For thousands of years, West African griots (men) and griottes (women) have recited the stories of their people. Without this tradition Bettye Kearse would not have known that she is a descendant of President James Madison and his slave, and half-sister, Coreen. In 1990, Bettye became the eighth-generation griotte for her family. Their credo—“Always remember—you’re a Madison. You come from African slaves and a president”—was intended to be a source of pride, but for her, it echoed with abuses of slavery, including rape and incest.

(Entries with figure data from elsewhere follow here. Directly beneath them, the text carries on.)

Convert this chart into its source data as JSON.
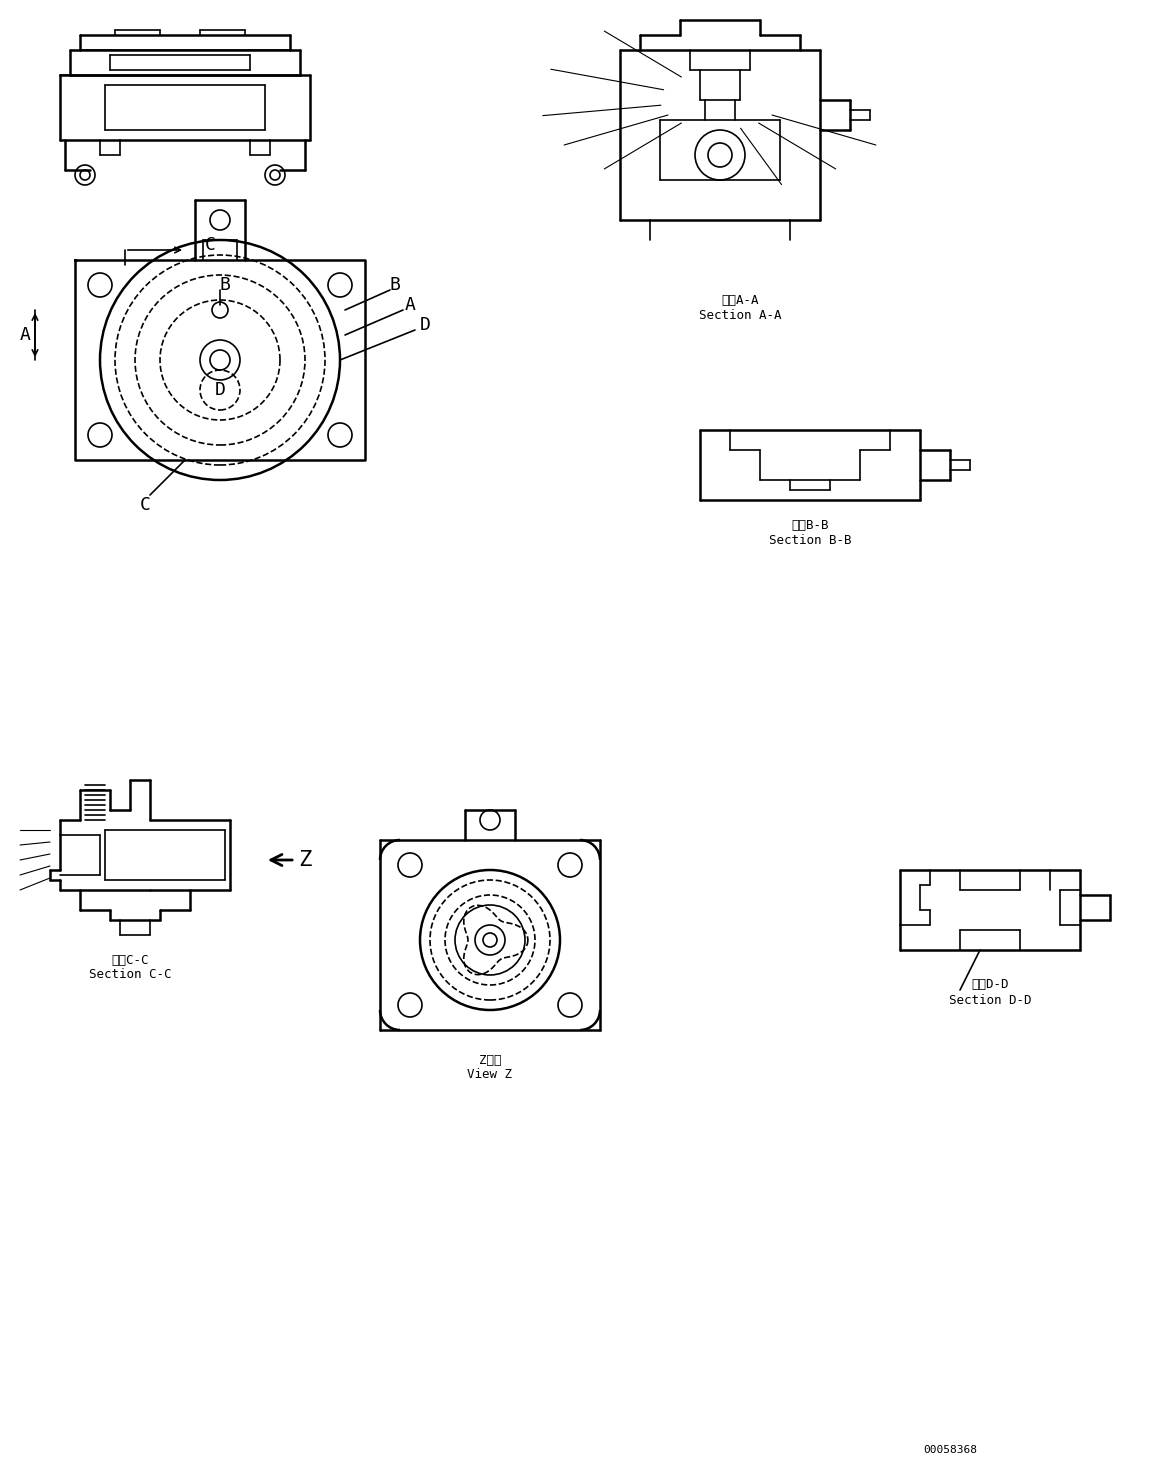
{
  "bg_color": "#ffffff",
  "line_color": "#000000",
  "figure_width": 11.63,
  "figure_height": 14.8,
  "dpi": 100,
  "labels": {
    "section_aa_jp": "断面A-A",
    "section_aa_en": "Section A-A",
    "section_bb_jp": "断面B-B",
    "section_bb_en": "Section B-B",
    "section_cc_jp": "断面C-C",
    "section_cc_en": "Section C-C",
    "section_dd_jp": "断面D-D",
    "section_dd_en": "Section D-D",
    "view_z_jp": "Z　視",
    "view_z_en": "View Z",
    "part_number": "00058368"
  },
  "font_size_label": 9,
  "font_size_annotation": 11,
  "font_size_partnum": 8
}
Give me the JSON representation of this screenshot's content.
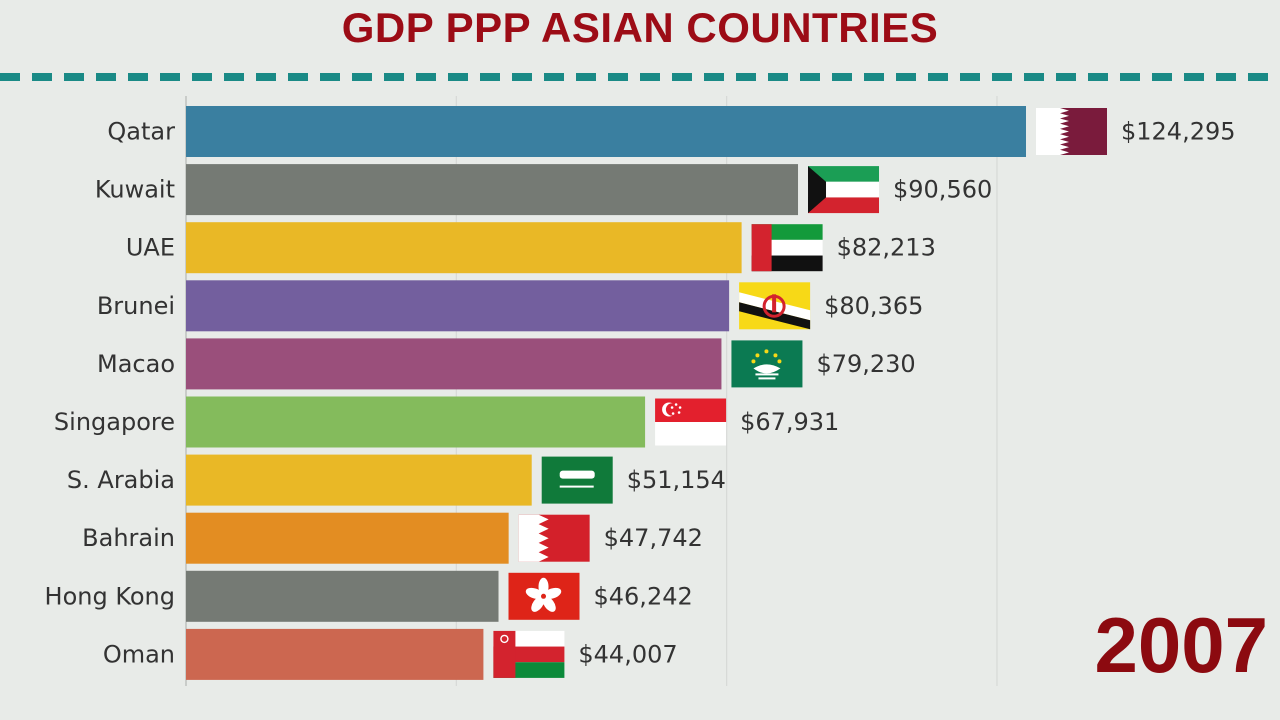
{
  "title": "GDP PPP ASIAN COUNTRIES",
  "year": "2007",
  "chart_data": {
    "type": "bar",
    "orientation": "horizontal",
    "title": "GDP PPP ASIAN COUNTRIES",
    "categories": [
      "Qatar",
      "Kuwait",
      "UAE",
      "Brunei",
      "Macao",
      "Singapore",
      "S. Arabia",
      "Bahrain",
      "Hong Kong",
      "Oman"
    ],
    "values": [
      124295,
      90560,
      82213,
      80365,
      79230,
      67931,
      51154,
      47742,
      46242,
      44007
    ],
    "value_labels": [
      "$124,295",
      "$90,560",
      "$82,213",
      "$80,365",
      "$79,230",
      "$67,931",
      "$51,154",
      "$47,742",
      "$46,242",
      "$44,007"
    ],
    "colors": [
      "#3a7fa0",
      "#757a74",
      "#e9b826",
      "#735f9e",
      "#9a4f7b",
      "#84bb5c",
      "#e9b826",
      "#e38d22",
      "#757a74",
      "#cc6750"
    ],
    "flags": [
      "qatar-flag",
      "kuwait-flag",
      "uae-flag",
      "brunei-flag",
      "macao-flag",
      "singapore-flag",
      "saudi-arabia-flag",
      "bahrain-flag",
      "hong-kong-flag",
      "oman-flag"
    ],
    "xlim": [
      0,
      124295
    ],
    "grid": true
  }
}
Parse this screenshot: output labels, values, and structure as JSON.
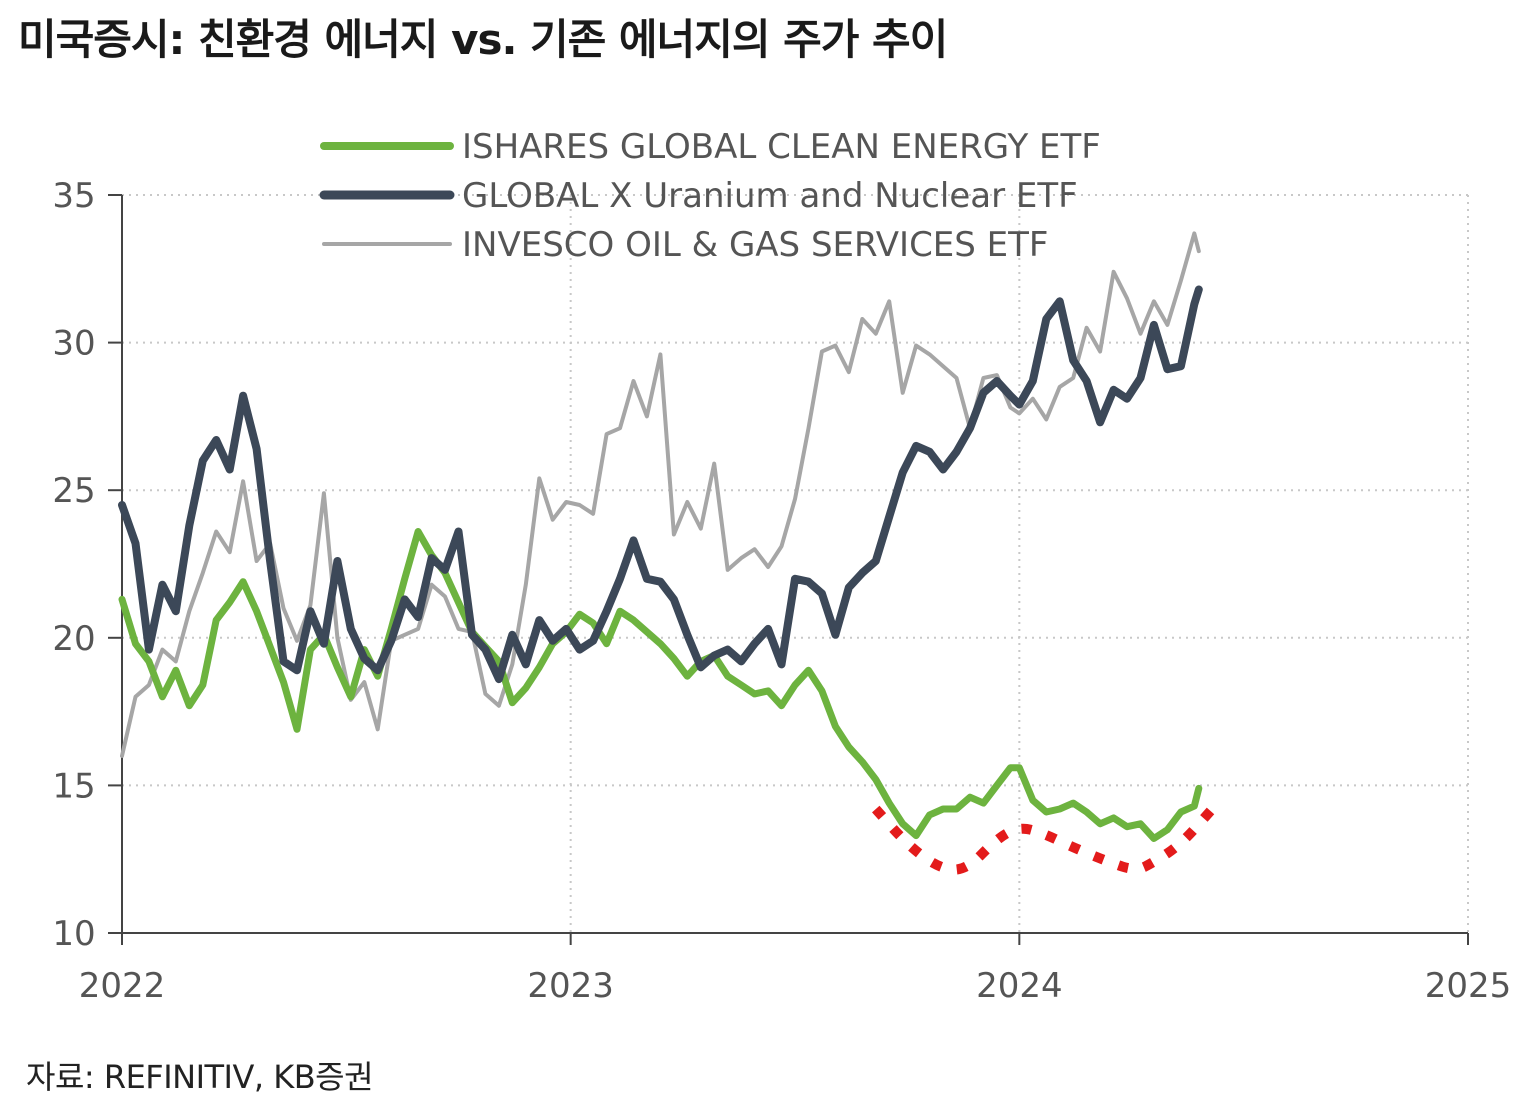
{
  "title": "미국증시: 친환경 에너지 vs. 기존 에너지의 주가 추이",
  "source": "자료: REFINITIV, KB증권",
  "chart_data": {
    "type": "line",
    "title": "미국증시: 친환경 에너지 vs. 기존 에너지의 주가 추이",
    "xlabel": "",
    "ylabel": "",
    "xlim": [
      2022.0,
      2025.0
    ],
    "ylim": [
      10,
      35
    ],
    "x_ticks": [
      2022,
      2023,
      2024,
      2025
    ],
    "x_tick_labels": [
      "2022",
      "2023",
      "2024",
      "2025"
    ],
    "y_ticks": [
      10,
      15,
      20,
      25,
      30,
      35
    ],
    "y_tick_labels": [
      "10",
      "15",
      "20",
      "25",
      "30",
      "35"
    ],
    "grid": true,
    "legend_position": "top-center",
    "colors": {
      "clean_energy": "#6db33f",
      "uranium": "#3c4858",
      "oil_gas": "#a6a6a6",
      "annotation": "#e31b1b"
    },
    "series": [
      {
        "name": "ISHARES GLOBAL CLEAN ENERGY ETF",
        "key": "clean_energy",
        "x": [
          2022.0,
          2022.03,
          2022.06,
          2022.09,
          2022.12,
          2022.15,
          2022.18,
          2022.21,
          2022.24,
          2022.27,
          2022.3,
          2022.33,
          2022.36,
          2022.39,
          2022.42,
          2022.45,
          2022.48,
          2022.51,
          2022.54,
          2022.57,
          2022.6,
          2022.63,
          2022.66,
          2022.69,
          2022.72,
          2022.75,
          2022.78,
          2022.81,
          2022.84,
          2022.87,
          2022.9,
          2022.93,
          2022.96,
          2022.99,
          2023.02,
          2023.05,
          2023.08,
          2023.11,
          2023.14,
          2023.17,
          2023.2,
          2023.23,
          2023.26,
          2023.29,
          2023.32,
          2023.35,
          2023.38,
          2023.41,
          2023.44,
          2023.47,
          2023.5,
          2023.53,
          2023.56,
          2023.59,
          2023.62,
          2023.65,
          2023.68,
          2023.71,
          2023.74,
          2023.77,
          2023.8,
          2023.83,
          2023.86,
          2023.89,
          2023.92,
          2023.95,
          2023.98,
          2024.0,
          2024.03,
          2024.06,
          2024.09,
          2024.12,
          2024.15,
          2024.18,
          2024.21,
          2024.24,
          2024.27,
          2024.3,
          2024.33,
          2024.36,
          2024.39,
          2024.4
        ],
        "y": [
          21.3,
          19.8,
          19.2,
          18.0,
          18.9,
          17.7,
          18.4,
          20.6,
          21.2,
          21.9,
          20.9,
          19.7,
          18.5,
          16.9,
          19.6,
          20.1,
          19.0,
          18.0,
          19.6,
          18.7,
          20.3,
          22.0,
          23.6,
          22.8,
          22.2,
          21.2,
          20.2,
          19.7,
          19.2,
          17.8,
          18.3,
          19.0,
          19.8,
          20.2,
          20.8,
          20.5,
          19.8,
          20.9,
          20.6,
          20.2,
          19.8,
          19.3,
          18.7,
          19.2,
          19.4,
          18.7,
          18.4,
          18.1,
          18.2,
          17.7,
          18.4,
          18.9,
          18.2,
          17.0,
          16.3,
          15.8,
          15.2,
          14.4,
          13.7,
          13.3,
          14.0,
          14.2,
          14.2,
          14.6,
          14.4,
          15.0,
          15.6,
          15.6,
          14.5,
          14.1,
          14.2,
          14.4,
          14.1,
          13.7,
          13.9,
          13.6,
          13.7,
          13.2,
          13.5,
          14.1,
          14.3,
          14.9
        ]
      },
      {
        "name": "GLOBAL X Uranium and Nuclear ETF",
        "key": "uranium",
        "x": [
          2022.0,
          2022.03,
          2022.06,
          2022.09,
          2022.12,
          2022.15,
          2022.18,
          2022.21,
          2022.24,
          2022.27,
          2022.3,
          2022.33,
          2022.36,
          2022.39,
          2022.42,
          2022.45,
          2022.48,
          2022.51,
          2022.54,
          2022.57,
          2022.6,
          2022.63,
          2022.66,
          2022.69,
          2022.72,
          2022.75,
          2022.78,
          2022.81,
          2022.84,
          2022.87,
          2022.9,
          2022.93,
          2022.96,
          2022.99,
          2023.02,
          2023.05,
          2023.08,
          2023.11,
          2023.14,
          2023.17,
          2023.2,
          2023.23,
          2023.26,
          2023.29,
          2023.32,
          2023.35,
          2023.38,
          2023.41,
          2023.44,
          2023.47,
          2023.5,
          2023.53,
          2023.56,
          2023.59,
          2023.62,
          2023.65,
          2023.68,
          2023.71,
          2023.74,
          2023.77,
          2023.8,
          2023.83,
          2023.86,
          2023.89,
          2023.92,
          2023.95,
          2023.98,
          2024.0,
          2024.03,
          2024.06,
          2024.09,
          2024.12,
          2024.15,
          2024.18,
          2024.21,
          2024.24,
          2024.27,
          2024.3,
          2024.33,
          2024.36,
          2024.39,
          2024.4
        ],
        "y": [
          24.5,
          23.2,
          19.6,
          21.8,
          20.9,
          23.8,
          26.0,
          26.7,
          25.7,
          28.2,
          26.4,
          22.6,
          19.2,
          18.9,
          20.9,
          19.8,
          22.6,
          20.3,
          19.3,
          18.9,
          19.9,
          21.3,
          20.7,
          22.7,
          22.3,
          23.6,
          20.1,
          19.6,
          18.6,
          20.1,
          19.1,
          20.6,
          19.9,
          20.3,
          19.6,
          19.9,
          20.9,
          22.0,
          23.3,
          22.0,
          21.9,
          21.3,
          20.1,
          19.0,
          19.4,
          19.6,
          19.2,
          19.8,
          20.3,
          19.1,
          22.0,
          21.9,
          21.5,
          20.1,
          21.7,
          22.2,
          22.6,
          24.1,
          25.6,
          26.5,
          26.3,
          25.7,
          26.3,
          27.1,
          28.3,
          28.7,
          28.2,
          27.9,
          28.7,
          30.8,
          31.4,
          29.4,
          28.7,
          27.3,
          28.4,
          28.1,
          28.8,
          30.6,
          29.1,
          29.2,
          31.3,
          31.8
        ]
      },
      {
        "name": "INVESCO OIL & GAS SERVICES ETF",
        "key": "oil_gas",
        "x": [
          2022.0,
          2022.03,
          2022.06,
          2022.09,
          2022.12,
          2022.15,
          2022.18,
          2022.21,
          2022.24,
          2022.27,
          2022.3,
          2022.33,
          2022.36,
          2022.39,
          2022.42,
          2022.45,
          2022.48,
          2022.51,
          2022.54,
          2022.57,
          2022.6,
          2022.63,
          2022.66,
          2022.69,
          2022.72,
          2022.75,
          2022.78,
          2022.81,
          2022.84,
          2022.87,
          2022.9,
          2022.93,
          2022.96,
          2022.99,
          2023.02,
          2023.05,
          2023.08,
          2023.11,
          2023.14,
          2023.17,
          2023.2,
          2023.23,
          2023.26,
          2023.29,
          2023.32,
          2023.35,
          2023.38,
          2023.41,
          2023.44,
          2023.47,
          2023.5,
          2023.53,
          2023.56,
          2023.59,
          2023.62,
          2023.65,
          2023.68,
          2023.71,
          2023.74,
          2023.77,
          2023.8,
          2023.83,
          2023.86,
          2023.89,
          2023.92,
          2023.95,
          2023.98,
          2024.0,
          2024.03,
          2024.06,
          2024.09,
          2024.12,
          2024.15,
          2024.18,
          2024.21,
          2024.24,
          2024.27,
          2024.3,
          2024.33,
          2024.36,
          2024.39,
          2024.4
        ],
        "y": [
          16.0,
          18.0,
          18.4,
          19.6,
          19.2,
          20.9,
          22.2,
          23.6,
          22.9,
          25.3,
          22.6,
          23.2,
          21.0,
          19.9,
          21.1,
          24.9,
          20.0,
          17.9,
          18.5,
          16.9,
          19.9,
          20.1,
          20.3,
          21.8,
          21.4,
          20.3,
          20.2,
          18.1,
          17.7,
          19.1,
          21.8,
          25.4,
          24.0,
          24.6,
          24.5,
          24.2,
          26.9,
          27.1,
          28.7,
          27.5,
          29.6,
          23.5,
          24.6,
          23.7,
          25.9,
          22.3,
          22.7,
          23.0,
          22.4,
          23.1,
          24.7,
          27.1,
          29.7,
          29.9,
          29.0,
          30.8,
          30.3,
          31.4,
          28.3,
          29.9,
          29.6,
          29.2,
          28.8,
          27.1,
          28.8,
          28.9,
          27.8,
          27.6,
          28.1,
          27.4,
          28.5,
          28.8,
          30.5,
          29.7,
          32.4,
          31.5,
          30.3,
          31.4,
          30.6,
          32.1,
          33.7,
          33.1
        ]
      }
    ],
    "annotation": {
      "style": "red dotted curve",
      "x": [
        2023.68,
        2023.75,
        2023.82,
        2023.88,
        2023.95,
        2024.0,
        2024.05,
        2024.12,
        2024.2,
        2024.26,
        2024.3,
        2024.36,
        2024.43
      ],
      "y": [
        14.2,
        13.0,
        12.2,
        12.1,
        13.2,
        13.6,
        13.4,
        12.9,
        12.4,
        12.1,
        12.4,
        13.0,
        14.2
      ]
    }
  }
}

Confronting those abuses, Bettye embarked on a journey of discovery—of her ancestors, the nation, and herself. She learned that wherever African slaves walked, recorded history silenced their voices and buried their footsteps: beside a slave-holding fortress in Ghana; below a federal building in New York City; and under a brick walkway at James Madison’s Virginia plantation. When Bettye tried to confirm the information her ancestors had passed down, she encountered obstacles at every turn.
Part personal quest, part testimony, part historical correction, The Other Madisons is the saga of an extraordinary American family told by a griotte in search of the whole story.
About the Author
Bettye Kearse is a writer and retired pediatrician. Her writing has appeared in the Boston Herald, TIME Magazine, River Teeth, Zora, and the anthology Black Lives Have Always Mattered, among other places. The Other Madisons received the International Afro-American Historical and Genealogical Book Award for Nonfiction, Autobiography. Her research for The Other Madisons was covered in the Washington Post. She lives in New Mexico.
Eduardo Montes-Bradley creates films with a transcendent documentary style. He has been awarded multiple distinctions for his photography of the descendants of the enslaved community. His biographical portrayal of Civil Rights activist Julian Bond was presented at the Royal Academy in London.